Russia running out of missiles

Russia has used up about half of its existing missiles during its invasion of Ukraine, Ukrainian Deputy Defense Minister Hanna Malyar said Monday. But the Russians still maintain the capacity and a certain supply of components to replenish some of their depleted arsenal, Malyar added.

The U.K. Ministry of Defense also stated in its Monday intelligence update that Russia’s stockpile of precision-guided munitions “has likely been heavily depleted.” Instead, the Russian military is now using “readily available but ageing munitions that are less reliable, less accurate and more easily intercepted.”

Russia will likely struggle to replace the precision weaponry it has already expended, the ministry said.

British Prime Minister Boris Johnson tweeted Monday that he has “never been more certain that Ukraine will win,” adding that Britain will stand “shoulder-to-shoulder with Ukraine for as long as it takes.”

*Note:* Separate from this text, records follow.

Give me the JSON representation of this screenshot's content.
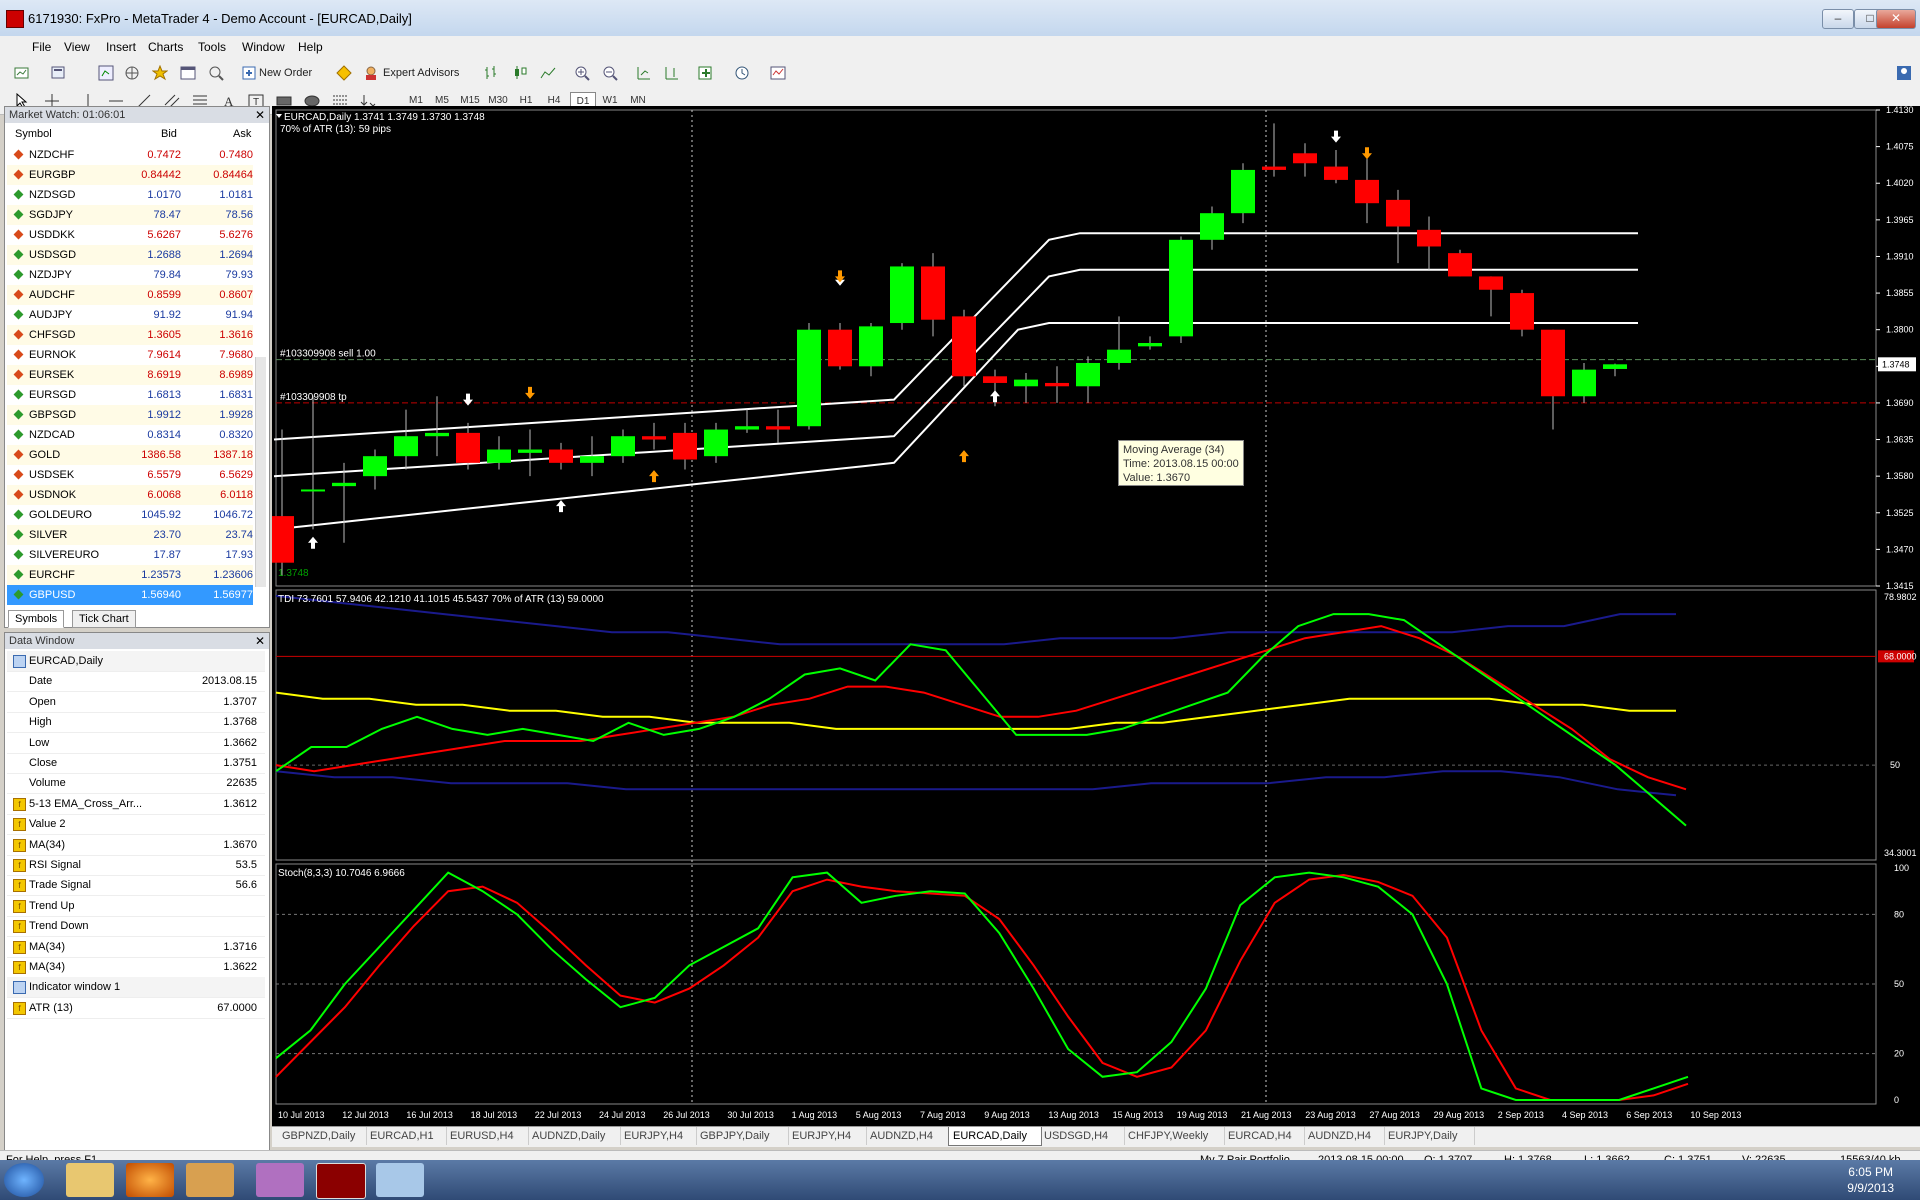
{
  "window": {
    "title": "6171930: FxPro - MetaTrader 4 - Demo Account - [EURCAD,Daily]",
    "minimize": "–",
    "restore": "□",
    "close": "✕"
  },
  "menu": [
    "File",
    "View",
    "Insert",
    "Charts",
    "Tools",
    "Window",
    "Help"
  ],
  "toolbar": {
    "new_order": "New Order",
    "expert_advisors": "Expert Advisors",
    "timeframes": [
      "M1",
      "M5",
      "M15",
      "M30",
      "H1",
      "H4",
      "D1",
      "W1",
      "MN"
    ],
    "active_timeframe": "D1"
  },
  "market_watch": {
    "title": "Market Watch: 01:06:01",
    "headers": {
      "symbol": "Symbol",
      "bid": "Bid",
      "ask": "Ask"
    },
    "rows": [
      {
        "symbol": "NZDCHF",
        "bid": "0.7472",
        "ask": "0.7480",
        "dir": "down"
      },
      {
        "symbol": "EURGBP",
        "bid": "0.84442",
        "ask": "0.84464",
        "dir": "down"
      },
      {
        "symbol": "NZDSGD",
        "bid": "1.0170",
        "ask": "1.0181",
        "dir": "up"
      },
      {
        "symbol": "SGDJPY",
        "bid": "78.47",
        "ask": "78.56",
        "dir": "up"
      },
      {
        "symbol": "USDDKK",
        "bid": "5.6267",
        "ask": "5.6276",
        "dir": "down"
      },
      {
        "symbol": "USDSGD",
        "bid": "1.2688",
        "ask": "1.2694",
        "dir": "up"
      },
      {
        "symbol": "NZDJPY",
        "bid": "79.84",
        "ask": "79.93",
        "dir": "up"
      },
      {
        "symbol": "AUDCHF",
        "bid": "0.8599",
        "ask": "0.8607",
        "dir": "down"
      },
      {
        "symbol": "AUDJPY",
        "bid": "91.92",
        "ask": "91.94",
        "dir": "up"
      },
      {
        "symbol": "CHFSGD",
        "bid": "1.3605",
        "ask": "1.3616",
        "dir": "down"
      },
      {
        "symbol": "EURNOK",
        "bid": "7.9614",
        "ask": "7.9680",
        "dir": "down"
      },
      {
        "symbol": "EURSEK",
        "bid": "8.6919",
        "ask": "8.6989",
        "dir": "down"
      },
      {
        "symbol": "EURSGD",
        "bid": "1.6813",
        "ask": "1.6831",
        "dir": "up"
      },
      {
        "symbol": "GBPSGD",
        "bid": "1.9912",
        "ask": "1.9928",
        "dir": "up"
      },
      {
        "symbol": "NZDCAD",
        "bid": "0.8314",
        "ask": "0.8320",
        "dir": "up"
      },
      {
        "symbol": "GOLD",
        "bid": "1386.58",
        "ask": "1387.18",
        "dir": "down"
      },
      {
        "symbol": "USDSEK",
        "bid": "6.5579",
        "ask": "6.5629",
        "dir": "down"
      },
      {
        "symbol": "USDNOK",
        "bid": "6.0068",
        "ask": "6.0118",
        "dir": "down"
      },
      {
        "symbol": "GOLDEURO",
        "bid": "1045.92",
        "ask": "1046.72",
        "dir": "up"
      },
      {
        "symbol": "SILVER",
        "bid": "23.70",
        "ask": "23.74",
        "dir": "up"
      },
      {
        "symbol": "SILVEREURO",
        "bid": "17.87",
        "ask": "17.93",
        "dir": "up"
      },
      {
        "symbol": "EURCHF",
        "bid": "1.23573",
        "ask": "1.23606",
        "dir": "up"
      },
      {
        "symbol": "GBPUSD",
        "bid": "1.56940",
        "ask": "1.56977",
        "dir": "up"
      }
    ],
    "tabs": [
      "Symbols",
      "Tick Chart"
    ]
  },
  "data_window": {
    "title": "Data Window",
    "rows": [
      {
        "label": "EURCAD,Daily",
        "value": "",
        "kind": "header"
      },
      {
        "label": "Date",
        "value": "2013.08.15",
        "kind": "plain"
      },
      {
        "label": "Open",
        "value": "1.3707",
        "kind": "plain"
      },
      {
        "label": "High",
        "value": "1.3768",
        "kind": "plain"
      },
      {
        "label": "Low",
        "value": "1.3662",
        "kind": "plain"
      },
      {
        "label": "Close",
        "value": "1.3751",
        "kind": "plain"
      },
      {
        "label": "Volume",
        "value": "22635",
        "kind": "plain"
      },
      {
        "label": "5-13 EMA_Cross_Arr...",
        "value": "1.3612",
        "kind": "ind"
      },
      {
        "label": "Value 2",
        "value": "",
        "kind": "ind"
      },
      {
        "label": "MA(34)",
        "value": "1.3670",
        "kind": "ind"
      },
      {
        "label": "RSI Signal",
        "value": "53.5",
        "kind": "ind"
      },
      {
        "label": "Trade Signal",
        "value": "56.6",
        "kind": "ind"
      },
      {
        "label": "Trend Up",
        "value": "",
        "kind": "ind"
      },
      {
        "label": "Trend Down",
        "value": "",
        "kind": "ind"
      },
      {
        "label": "MA(34)",
        "value": "1.3716",
        "kind": "ind"
      },
      {
        "label": "MA(34)",
        "value": "1.3622",
        "kind": "ind"
      },
      {
        "label": "Indicator window 1",
        "value": "",
        "kind": "header"
      },
      {
        "label": "ATR (13)",
        "value": "67.0000",
        "kind": "ind"
      }
    ]
  },
  "chart": {
    "header": "EURCAD,Daily  1.3741 1.3749 1.3730 1.3748",
    "atr_note": "70% of ATR (13): 59 pips",
    "sell_label": "#103309908 sell 1.00",
    "tp_label": "#103309908 tp",
    "big_price": "1.3748",
    "current_price": "1.3748",
    "price_axis": [
      "1.4130",
      "1.4075",
      "1.4020",
      "1.3965",
      "1.3910",
      "1.3855",
      "1.3800",
      "1.3745",
      "1.3690",
      "1.3635",
      "1.3580",
      "1.3525",
      "1.3470",
      "1.3415"
    ],
    "tdi_header": "TDI 73.7601 57.9406 42.1210 41.1015 45.5437  70% of ATR (13) 59.0000",
    "tdi_axis": {
      "top": "78.9802",
      "level": "68.0000",
      "mid": "50",
      "bottom": "34.3001"
    },
    "stoch_header": "Stoch(8,3,3) 10.7046 6.9666",
    "stoch_axis": [
      "100",
      "80",
      "50",
      "20",
      "0"
    ],
    "date_axis": [
      "10 Jul 2013",
      "12 Jul 2013",
      "16 Jul 2013",
      "18 Jul 2013",
      "22 Jul 2013",
      "24 Jul 2013",
      "26 Jul 2013",
      "30 Jul 2013",
      "1 Aug 2013",
      "5 Aug 2013",
      "7 Aug 2013",
      "9 Aug 2013",
      "13 Aug 2013",
      "15 Aug 2013",
      "19 Aug 2013",
      "21 Aug 2013",
      "23 Aug 2013",
      "27 Aug 2013",
      "29 Aug 2013",
      "2 Sep 2013",
      "4 Sep 2013",
      "6 Sep 2013",
      "10 Sep 2013"
    ]
  },
  "chart_data": {
    "type": "candlestick",
    "symbol": "EURCAD",
    "timeframe": "Daily",
    "ylim": [
      1.3415,
      1.413
    ],
    "candles": [
      {
        "o": 1.352,
        "h": 1.365,
        "l": 1.343,
        "c": 1.345
      },
      {
        "o": 1.356,
        "h": 1.37,
        "l": 1.35,
        "c": 1.356
      },
      {
        "o": 1.3565,
        "h": 1.36,
        "l": 1.348,
        "c": 1.357
      },
      {
        "o": 1.358,
        "h": 1.362,
        "l": 1.356,
        "c": 1.361
      },
      {
        "o": 1.361,
        "h": 1.368,
        "l": 1.359,
        "c": 1.364
      },
      {
        "o": 1.364,
        "h": 1.37,
        "l": 1.361,
        "c": 1.3645
      },
      {
        "o": 1.3645,
        "h": 1.366,
        "l": 1.359,
        "c": 1.36
      },
      {
        "o": 1.36,
        "h": 1.364,
        "l": 1.359,
        "c": 1.362
      },
      {
        "o": 1.3615,
        "h": 1.365,
        "l": 1.358,
        "c": 1.362
      },
      {
        "o": 1.362,
        "h": 1.363,
        "l": 1.359,
        "c": 1.36
      },
      {
        "o": 1.36,
        "h": 1.364,
        "l": 1.358,
        "c": 1.361
      },
      {
        "o": 1.361,
        "h": 1.365,
        "l": 1.36,
        "c": 1.364
      },
      {
        "o": 1.364,
        "h": 1.366,
        "l": 1.362,
        "c": 1.3635
      },
      {
        "o": 1.3645,
        "h": 1.366,
        "l": 1.359,
        "c": 1.3605
      },
      {
        "o": 1.361,
        "h": 1.366,
        "l": 1.36,
        "c": 1.365
      },
      {
        "o": 1.365,
        "h": 1.368,
        "l": 1.3645,
        "c": 1.3655
      },
      {
        "o": 1.3655,
        "h": 1.368,
        "l": 1.363,
        "c": 1.365
      },
      {
        "o": 1.3655,
        "h": 1.381,
        "l": 1.365,
        "c": 1.38
      },
      {
        "o": 1.38,
        "h": 1.381,
        "l": 1.374,
        "c": 1.3745
      },
      {
        "o": 1.3745,
        "h": 1.381,
        "l": 1.373,
        "c": 1.3805
      },
      {
        "o": 1.381,
        "h": 1.39,
        "l": 1.38,
        "c": 1.3895
      },
      {
        "o": 1.3895,
        "h": 1.3915,
        "l": 1.379,
        "c": 1.3815
      },
      {
        "o": 1.382,
        "h": 1.383,
        "l": 1.3715,
        "c": 1.373
      },
      {
        "o": 1.373,
        "h": 1.374,
        "l": 1.3685,
        "c": 1.372
      },
      {
        "o": 1.3715,
        "h": 1.3735,
        "l": 1.369,
        "c": 1.3725
      },
      {
        "o": 1.372,
        "h": 1.3745,
        "l": 1.369,
        "c": 1.3715
      },
      {
        "o": 1.3715,
        "h": 1.376,
        "l": 1.369,
        "c": 1.375
      },
      {
        "o": 1.375,
        "h": 1.382,
        "l": 1.374,
        "c": 1.377
      },
      {
        "o": 1.3775,
        "h": 1.379,
        "l": 1.377,
        "c": 1.378
      },
      {
        "o": 1.379,
        "h": 1.394,
        "l": 1.378,
        "c": 1.3935
      },
      {
        "o": 1.3935,
        "h": 1.3985,
        "l": 1.392,
        "c": 1.3975
      },
      {
        "o": 1.3975,
        "h": 1.405,
        "l": 1.396,
        "c": 1.404
      },
      {
        "o": 1.4045,
        "h": 1.411,
        "l": 1.403,
        "c": 1.404
      },
      {
        "o": 1.4065,
        "h": 1.408,
        "l": 1.403,
        "c": 1.405
      },
      {
        "o": 1.4045,
        "h": 1.407,
        "l": 1.402,
        "c": 1.4025
      },
      {
        "o": 1.4025,
        "h": 1.406,
        "l": 1.396,
        "c": 1.399
      },
      {
        "o": 1.3995,
        "h": 1.401,
        "l": 1.39,
        "c": 1.3955
      },
      {
        "o": 1.395,
        "h": 1.397,
        "l": 1.389,
        "c": 1.3925
      },
      {
        "o": 1.3915,
        "h": 1.392,
        "l": 1.388,
        "c": 1.388
      },
      {
        "o": 1.388,
        "h": 1.388,
        "l": 1.382,
        "c": 1.386
      },
      {
        "o": 1.3855,
        "h": 1.386,
        "l": 1.379,
        "c": 1.38
      },
      {
        "o": 1.38,
        "h": 1.38,
        "l": 1.365,
        "c": 1.37
      },
      {
        "o": 1.37,
        "h": 1.375,
        "l": 1.369,
        "c": 1.374
      },
      {
        "o": 1.3741,
        "h": 1.3749,
        "l": 1.373,
        "c": 1.3748
      }
    ],
    "tdi": {
      "ylim": [
        34.3001,
        78.9802
      ],
      "level": 68.0,
      "green": [
        49,
        53,
        53,
        56,
        58,
        56,
        55,
        56,
        55,
        54,
        57,
        55,
        56,
        58,
        61,
        65,
        66,
        64,
        70,
        69,
        62,
        55,
        55,
        55,
        56,
        58,
        60,
        62,
        68,
        73,
        75,
        75,
        74,
        70,
        66,
        62,
        58,
        54,
        50,
        45,
        40
      ],
      "red": [
        50,
        49,
        50,
        51,
        52,
        53,
        54,
        54,
        54,
        55,
        56,
        57,
        58,
        60,
        61,
        63,
        63,
        62,
        60,
        58,
        58,
        59,
        61,
        63,
        65,
        67,
        69,
        71,
        72,
        73,
        71,
        68,
        64,
        60,
        56,
        51,
        48,
        46
      ],
      "yellow": [
        62,
        61,
        61,
        60,
        60,
        59,
        59,
        58,
        58,
        57,
        57,
        57,
        56,
        56,
        56,
        56,
        56,
        56,
        57,
        57,
        58,
        59,
        60,
        61,
        61,
        61,
        61,
        60,
        60,
        59,
        59
      ],
      "blue_upper": [
        78,
        77,
        76,
        75,
        74,
        73,
        72,
        72,
        71,
        70,
        70,
        70,
        70,
        70,
        71,
        71,
        71,
        72,
        72,
        72,
        72,
        72,
        73,
        73,
        75,
        75
      ],
      "blue_lower": [
        49,
        48,
        48,
        47,
        47,
        47,
        46,
        46,
        46,
        46,
        46,
        46,
        46,
        46,
        46,
        47,
        47,
        47,
        48,
        48,
        49,
        49,
        48,
        46,
        45
      ]
    },
    "stoch": {
      "ylim": [
        0,
        100
      ],
      "main": [
        18,
        30,
        50,
        66,
        82,
        98,
        90,
        80,
        65,
        52,
        40,
        44,
        58,
        66,
        74,
        96,
        98,
        85,
        88,
        90,
        89,
        72,
        48,
        22,
        10,
        12,
        25,
        48,
        84,
        96,
        98,
        96,
        92,
        80,
        50,
        5,
        0,
        0,
        0,
        0,
        5,
        10
      ],
      "signal": [
        10,
        25,
        40,
        58,
        75,
        90,
        92,
        85,
        72,
        58,
        45,
        42,
        48,
        58,
        70,
        90,
        95,
        92,
        90,
        89,
        88,
        78,
        58,
        36,
        16,
        10,
        14,
        30,
        60,
        85,
        95,
        97,
        94,
        88,
        70,
        30,
        5,
        0,
        0,
        0,
        2,
        7
      ]
    }
  },
  "tooltip": {
    "line1": "Moving Average (34)",
    "line2": "Time: 2013.08.15 00:00",
    "line3": "Value: 1.3670"
  },
  "chart_tabs": [
    "GBPNZD,Daily",
    "EURCAD,H1",
    "EURUSD,H4",
    "AUDNZD,Daily",
    "EURJPY,H4",
    "GBPJPY,Daily",
    "EURJPY,H4",
    "AUDNZD,H4",
    "EURCAD,Daily",
    "USDSGD,H4",
    "CHFJPY,Weekly",
    "EURCAD,H4",
    "AUDNZD,H4",
    "EURJPY,Daily"
  ],
  "active_chart_tab": "EURCAD,Daily",
  "status": {
    "help": "For Help, press F1",
    "profile": "My 7 Pair Portfolio",
    "time": "2013.08.15 00:00",
    "open": "O: 1.3707",
    "high": "H: 1.3768",
    "low": "L: 1.3662",
    "close": "C: 1.3751",
    "volume": "V: 22635",
    "traffic": "15563/40 kb"
  },
  "taskbar": {
    "time": "6:05 PM",
    "date": "9/9/2013"
  },
  "colors": {
    "bull": "#00ff00",
    "bear": "#ff0000",
    "ma": "#ffffff",
    "tdi_green": "#00ff00",
    "tdi_red": "#ff0000",
    "tdi_yellow": "#ffff00",
    "tdi_blue": "#1a1a8c",
    "big_price": "#00a000",
    "ask": "#cc0000"
  }
}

Fighting continued on May 9 at the Azovstal steel plant while “some occupiers were walking along the streets” of the surrounding city of Mariupol parading with flags and Ribbons of Saint George, a traditional Russian military symbol, said Petro Andriushchenko, the Mariupol mayor’s advisor. Russian forces on Monday tried to blow up the bridge used to evacuate people from the steel plant, trying to “cut off our defenders from the possibility to exit,” Andriushchenko said.

There are still more than 100 civilians trapped in Azovstal, Pavlo Kyrylenko, who heads the Donetsk military administration, told local media.